|§483.20 Resident Assessment |
The facility must conduct initially and periodically a comprehensive, accurate, standardized reproducible assessment of each resident's functional capacity.
§483.20(b) Comprehensive Assessments
§483.20(b)(1) Resident Assessment Instrument. A facility must make a comprehensive assessment of a resident's needs, strengths, goals, life history and preferences, using the resident assessment instrument (RAI) specified by CMS. The assessment must include at least the following:
(i) Identification and demographic information
(ii) Customary routine.
(iii) Cognitive patterns.
(vi) Mood and behavior patterns.
(vii) Psychological well-being.
(viii) Physical functioning and structural problems.
(x) Disease diagnosis and health conditions.
(xi) Dental and nutritional status.
(xii) Skin Conditions.
(xiii) Activity pursuit.
(xv) Special treatments and procedures.
(xvi) Discharge planning.
(xvii) Documentation of summary information regarding the additional assessment performed on the care areas triggered by the completion of the Minimum Data Set (MDS).
(xviii) Documentation of participation in assessment. The assessment process must include direct observation and communication with the resident, as well as communication with licensed and nonlicensed direct care staff members on all shifts.
§483.20(b)(2) When required. Subject to the timeframes prescribed in §413.343(b) of this chapter, a facility must conduct a comprehensive assessment of a resident in accordance with the timeframes specified in paragraphs (b)(2)(i) through (iii) of this section. The timeframes prescribed in §413.343(b) of this chapter do not apply to CAHs.

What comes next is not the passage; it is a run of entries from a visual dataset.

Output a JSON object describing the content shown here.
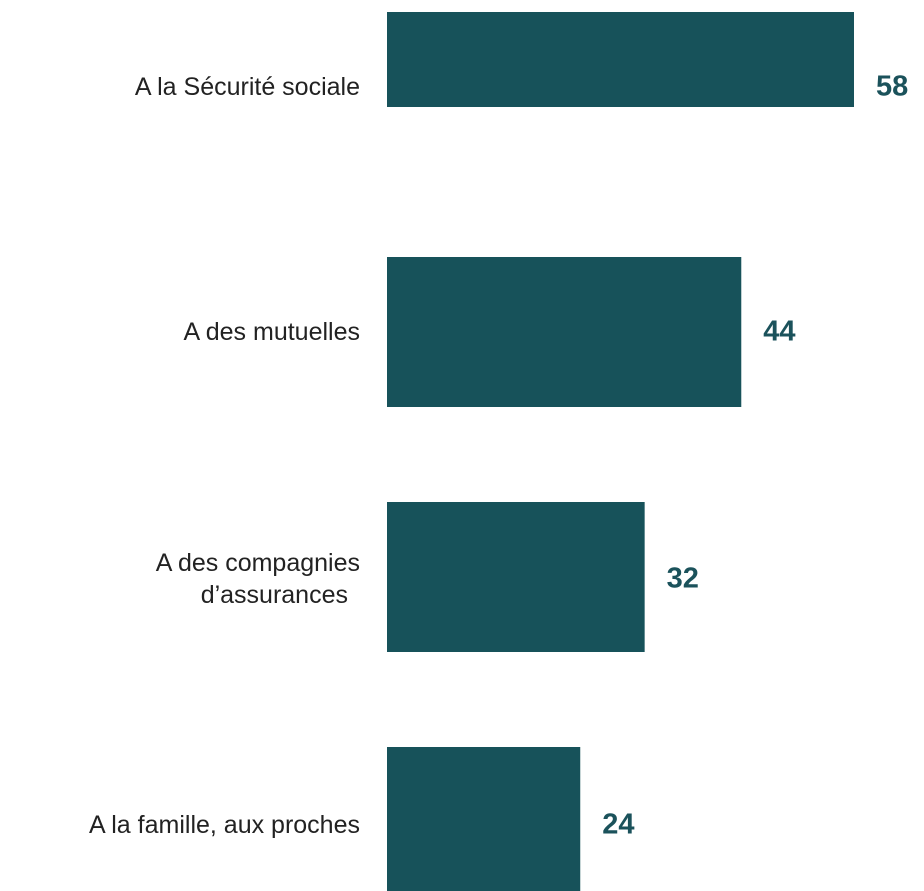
{
  "chart_data": {
    "type": "bar",
    "orientation": "horizontal",
    "categories": [
      "A la Sécurité sociale",
      "A des mutuelles",
      "A des compagnies\nd’assurances",
      "A la famille, aux proches"
    ],
    "values": [
      58,
      44,
      32,
      24
    ],
    "color": "#17525a"
  }
}
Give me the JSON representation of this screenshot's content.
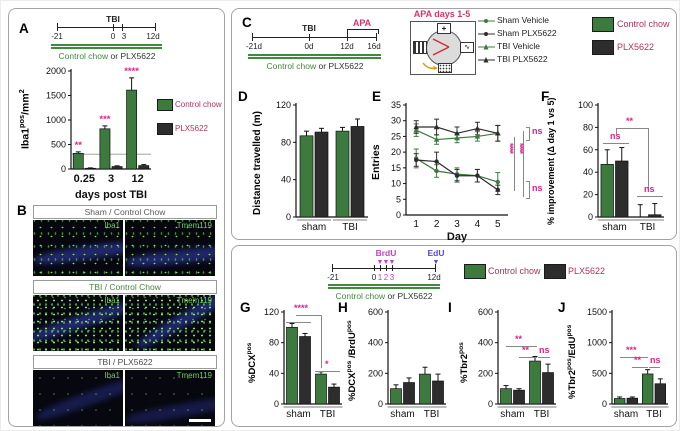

(i) Within 14 calendar days after admission, excluding readmissions in which there is no significant change in the resident's physical or mental condition. (For purposes of this section, "readmission" means a return to the facility following a temporary absence for hospitalization or therapeutic leave.)
(iii)Not less than once every 12 months.
Based on clinical record review and staff interview, it was determined that the facility failed to complete comprehensive annual assessments timely for three of 22 clinical records reviewed (Resident R3, R1, and R4).
Review of Resident R3's Significant Change Minimum Data Set, (MDS- an assessment tool completed at specific intervals to determine resident care needs) revealed that the assessment was completed on August 12, 2020. The next annual MDS assessment was due on August 13, 2021. Further review of the resident's clinical record revealed the annual assessment due on August 13, 2021 had not been completed.
Review of Resident R1's Annual Minimum Data Set (MDS- assessment tool completed at specific intervals to determine resident care needs) revealed that the assessment was completed on November 27, 2020, with a quarterly MDS's completed on February 27, 2021, April 27, 2021, and May 18, 202. The next annual MDS was due on August 18, 2021. Further review of the resident's clinical record revealed the annual assessment of August 18, 2021 still had not been completed.
Review of Resident R4's Annual Minimum Data Set (MDS- assessment tool completed at specific intervals to determine resident care needs) completed on December 8, 2020, with a quarterly MDS's completed on March 10, 2021, April 5, 2021, and May 25, 2021. The next MDS was due on August 25, 2021. Further review of the resident's clinical record revealed the annual assessment of August 25, 2021 still had not been completed.
Interview with licensed nursing staff, Employee E4, October 21, at 2:35 p.m. confirmed that the above mentioned MDS assessments still had not been completed and were over due.
28 Pa. Code 211.5(f) Clinical records
28 Pa. Code 211.12(d)(1)(5) Nursing services
| ||Plan of Correction - To be completed: 11/23/2021|
1. R1, R3, R4 have had their MDSs completed.
2. To identify others with the potential to be affected, an audit was conducted to identify other assessments that are outside of the 120 day completion date.
3. To prevent this from reoccurring, NHA has reeducated the Social Service Director on the timely completion of MDS.
4. Ongoing monitoring for compliance, RNAC will audit MDS timely completion 5 times a week for 4 weeks, 3 times a week for 4 weeks, and 2 times a week for 4 weeks. RNAC will report during Clinical morning meeting any required MDSs.
5. Results will be provided to the QA Committee for review and revision as needed.